Particle-laden boundary layers and singularities

The dusty-gas model for flow in dilute particle suspensions generates a singularity in particle volume fraction in a variety of viscous boundary layer problems. Such a singularity, at say $x=x_s$ along the wall, makes it impossible to continue the solution to the equations. Previously, we have found that computation of the Blasius boundary layer, with a modified equation set that permits fluid volume fraction significantly different from $1$, still leads to a velocity singularity at a slightly modified location.\footnote{{\it Foster, Duck \& Hewitt}, Bull. Amer. Phys.
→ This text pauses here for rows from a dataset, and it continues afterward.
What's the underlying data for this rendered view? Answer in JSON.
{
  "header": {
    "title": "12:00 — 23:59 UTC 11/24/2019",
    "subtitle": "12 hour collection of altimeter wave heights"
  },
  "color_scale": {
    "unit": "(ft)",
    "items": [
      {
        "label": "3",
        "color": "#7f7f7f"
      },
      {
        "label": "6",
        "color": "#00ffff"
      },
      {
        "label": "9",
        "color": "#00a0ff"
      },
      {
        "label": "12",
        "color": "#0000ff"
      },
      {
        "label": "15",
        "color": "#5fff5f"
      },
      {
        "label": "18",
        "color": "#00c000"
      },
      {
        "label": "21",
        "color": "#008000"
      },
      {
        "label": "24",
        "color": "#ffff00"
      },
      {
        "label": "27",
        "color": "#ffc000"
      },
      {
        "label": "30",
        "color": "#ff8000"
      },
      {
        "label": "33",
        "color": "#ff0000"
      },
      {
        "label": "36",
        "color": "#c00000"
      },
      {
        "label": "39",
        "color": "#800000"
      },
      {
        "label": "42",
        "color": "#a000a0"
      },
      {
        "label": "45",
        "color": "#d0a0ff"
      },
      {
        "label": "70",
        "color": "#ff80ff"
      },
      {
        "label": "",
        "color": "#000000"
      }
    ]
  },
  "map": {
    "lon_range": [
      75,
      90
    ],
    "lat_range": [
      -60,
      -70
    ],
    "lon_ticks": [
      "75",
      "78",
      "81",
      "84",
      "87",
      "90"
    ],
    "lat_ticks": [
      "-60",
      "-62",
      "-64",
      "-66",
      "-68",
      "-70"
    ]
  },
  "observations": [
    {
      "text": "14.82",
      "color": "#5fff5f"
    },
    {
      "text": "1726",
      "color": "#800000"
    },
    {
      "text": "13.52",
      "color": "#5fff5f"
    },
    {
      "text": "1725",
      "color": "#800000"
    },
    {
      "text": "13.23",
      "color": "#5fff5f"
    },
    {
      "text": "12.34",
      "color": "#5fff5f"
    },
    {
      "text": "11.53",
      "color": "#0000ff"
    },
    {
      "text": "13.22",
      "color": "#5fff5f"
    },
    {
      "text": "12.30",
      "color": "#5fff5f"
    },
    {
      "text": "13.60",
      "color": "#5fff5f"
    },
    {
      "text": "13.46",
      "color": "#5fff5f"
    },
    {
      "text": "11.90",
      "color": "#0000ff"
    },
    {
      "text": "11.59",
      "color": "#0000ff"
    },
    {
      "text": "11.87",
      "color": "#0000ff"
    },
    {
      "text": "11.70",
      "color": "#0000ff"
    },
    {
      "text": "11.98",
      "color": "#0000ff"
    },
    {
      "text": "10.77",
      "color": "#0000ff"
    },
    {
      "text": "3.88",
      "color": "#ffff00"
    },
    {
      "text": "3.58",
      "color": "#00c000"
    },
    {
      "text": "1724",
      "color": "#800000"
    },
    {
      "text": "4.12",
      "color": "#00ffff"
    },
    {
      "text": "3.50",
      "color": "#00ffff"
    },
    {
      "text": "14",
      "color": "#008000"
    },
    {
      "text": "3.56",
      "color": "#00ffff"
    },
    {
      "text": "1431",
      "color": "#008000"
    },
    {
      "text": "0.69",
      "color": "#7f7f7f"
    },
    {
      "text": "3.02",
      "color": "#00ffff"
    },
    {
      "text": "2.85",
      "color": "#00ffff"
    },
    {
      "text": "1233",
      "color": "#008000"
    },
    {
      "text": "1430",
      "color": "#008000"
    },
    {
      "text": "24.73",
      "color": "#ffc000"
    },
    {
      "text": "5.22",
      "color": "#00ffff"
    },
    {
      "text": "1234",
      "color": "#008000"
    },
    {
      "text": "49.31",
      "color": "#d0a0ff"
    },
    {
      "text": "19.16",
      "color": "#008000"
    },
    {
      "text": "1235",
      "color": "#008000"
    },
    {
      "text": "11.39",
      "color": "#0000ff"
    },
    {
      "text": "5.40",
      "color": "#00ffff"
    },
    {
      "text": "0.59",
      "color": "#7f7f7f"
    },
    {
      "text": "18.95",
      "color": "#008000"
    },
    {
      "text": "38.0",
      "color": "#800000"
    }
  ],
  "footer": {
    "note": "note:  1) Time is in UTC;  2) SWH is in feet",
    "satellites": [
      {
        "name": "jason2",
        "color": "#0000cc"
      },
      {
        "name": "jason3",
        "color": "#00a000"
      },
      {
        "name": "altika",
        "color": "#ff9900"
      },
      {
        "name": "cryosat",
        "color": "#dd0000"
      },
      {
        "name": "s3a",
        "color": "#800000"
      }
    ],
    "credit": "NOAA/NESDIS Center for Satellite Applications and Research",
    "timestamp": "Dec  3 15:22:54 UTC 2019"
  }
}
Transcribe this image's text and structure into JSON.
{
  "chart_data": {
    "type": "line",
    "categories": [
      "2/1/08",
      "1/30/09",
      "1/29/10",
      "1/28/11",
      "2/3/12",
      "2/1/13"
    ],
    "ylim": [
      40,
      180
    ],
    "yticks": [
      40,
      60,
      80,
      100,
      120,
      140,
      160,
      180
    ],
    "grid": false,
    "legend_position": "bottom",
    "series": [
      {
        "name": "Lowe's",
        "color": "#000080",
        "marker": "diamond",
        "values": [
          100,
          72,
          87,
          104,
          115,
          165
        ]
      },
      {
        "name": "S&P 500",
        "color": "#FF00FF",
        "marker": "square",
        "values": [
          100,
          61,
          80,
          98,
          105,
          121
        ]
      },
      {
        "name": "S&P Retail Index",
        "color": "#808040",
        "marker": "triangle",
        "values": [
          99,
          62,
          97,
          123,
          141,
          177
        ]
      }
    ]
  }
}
Soc., November, 2006} Contrary to some published work, the Saffman force has not been found to mitigate the singularity for the conventional equation set, and again here, though the Saffman force does become comparable to the Stokes drag near the singularity, it alters the structure only slightly, and does not remove it. If $\alpha_o$ is the particle volume fraction of the fluid in which the boundary layer is embedded, then in certain re-scaled coordinates, the singularity occurs in a region $\alpha_o\times \alpha_o/|\log\alpha_o|$ about $x_s$, where a reduced set of equations applies. Within this region, there is a downstream-running ray from the origin on which $\alpha \equiv 1$. However, the vertical fluid and particle velocity components are unbounded on that line. On replacing the line with a solid surface of particle material, a narrow boundary layer may be inserted, in which velocity singularities are removed.